The ruling banned the supermarket from selling the bunnies and ordered them to be incarcerated.
Lindt has fought many court battles over the last years to protect one of its best-selling products from being copied. They sued Lidl in 2018, with claims they had a very similar appearance that could easily get confused with theirs. However, Switzerland's commercial court later dismissed Lindt's actions in 2021.
The country's highest court has overturned the decision, saying Lidl's chocolate bunnies pose "a risk of confusion even if the two products present certain differences."

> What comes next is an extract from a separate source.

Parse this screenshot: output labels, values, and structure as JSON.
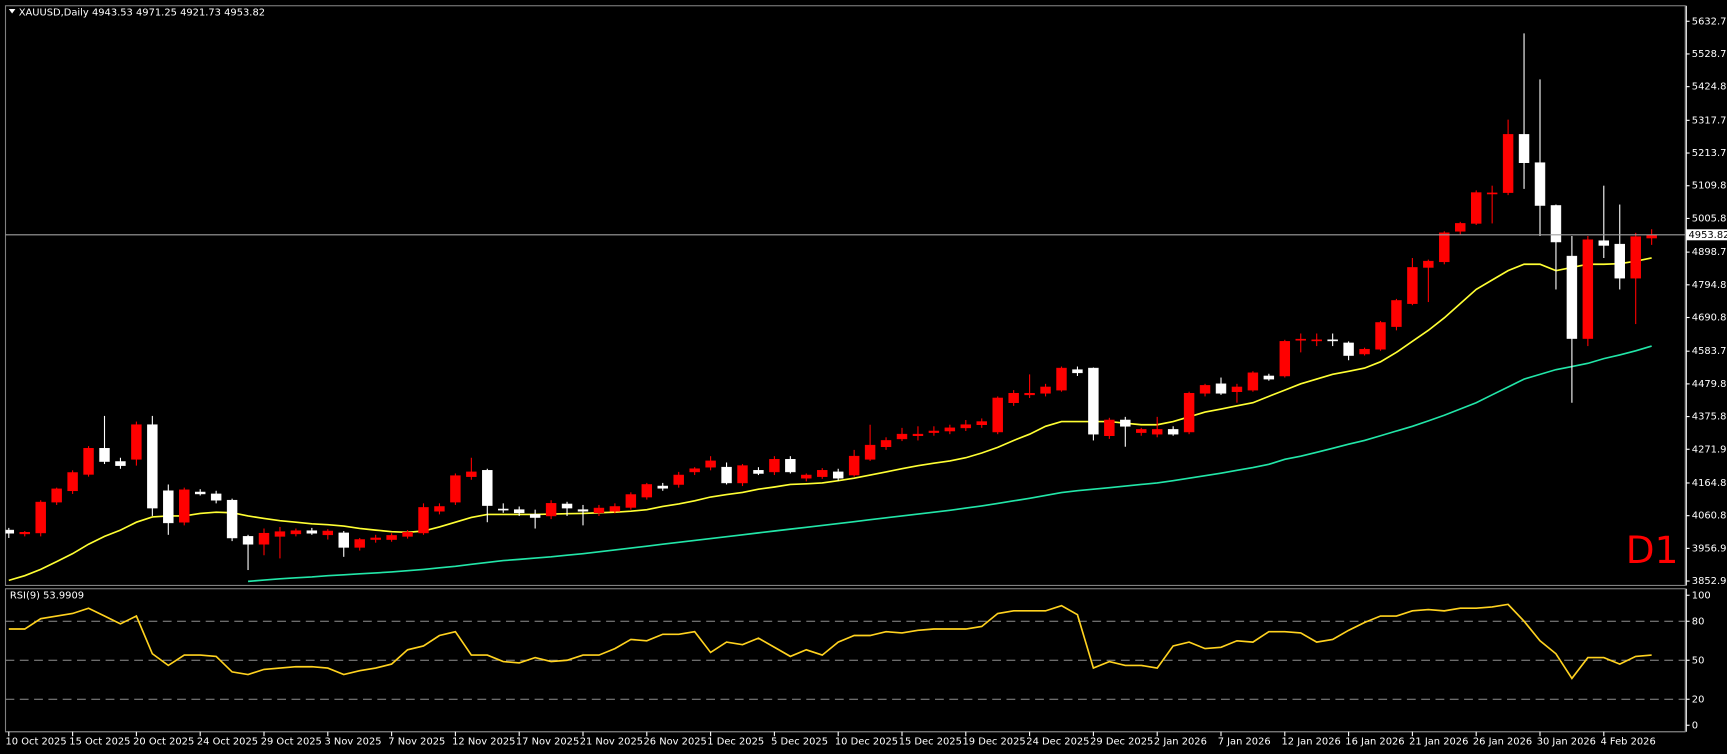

"Given the overall impression produced, Lidl's bunnies arouse obvious associations with the shape of Lindt's," the federal court said.
"In the public mind, they cannot be distinguished."
They decided that it "can be considered common knowledge that the shapes that Lindt & Sprungli has had protected by trademark law are associated by a very large part of the public with the Lindt & Sprungli company".
"Destruction is proportionate, especially as it does not necessarily mean that the chocolate as such would have to be destroyed," it said in a verdict summary.
This isn't the first time two brands have gone head to head over their beloved product.
Colin and Cuthbert the Caterpillar cakes were the focus of a legal battle between Marks and Spencer's and Aldi. They finally reached a settlement in 2022.
An M&S spokesman said: "The objective of the claim was to protect the IP (intellectual property) in our Colin the Caterpillar cake, and we are very pleased with the outcome."
An Aldi spokesperson said: "Cuthbert is free and looking forward to seeing all his fans again very soon."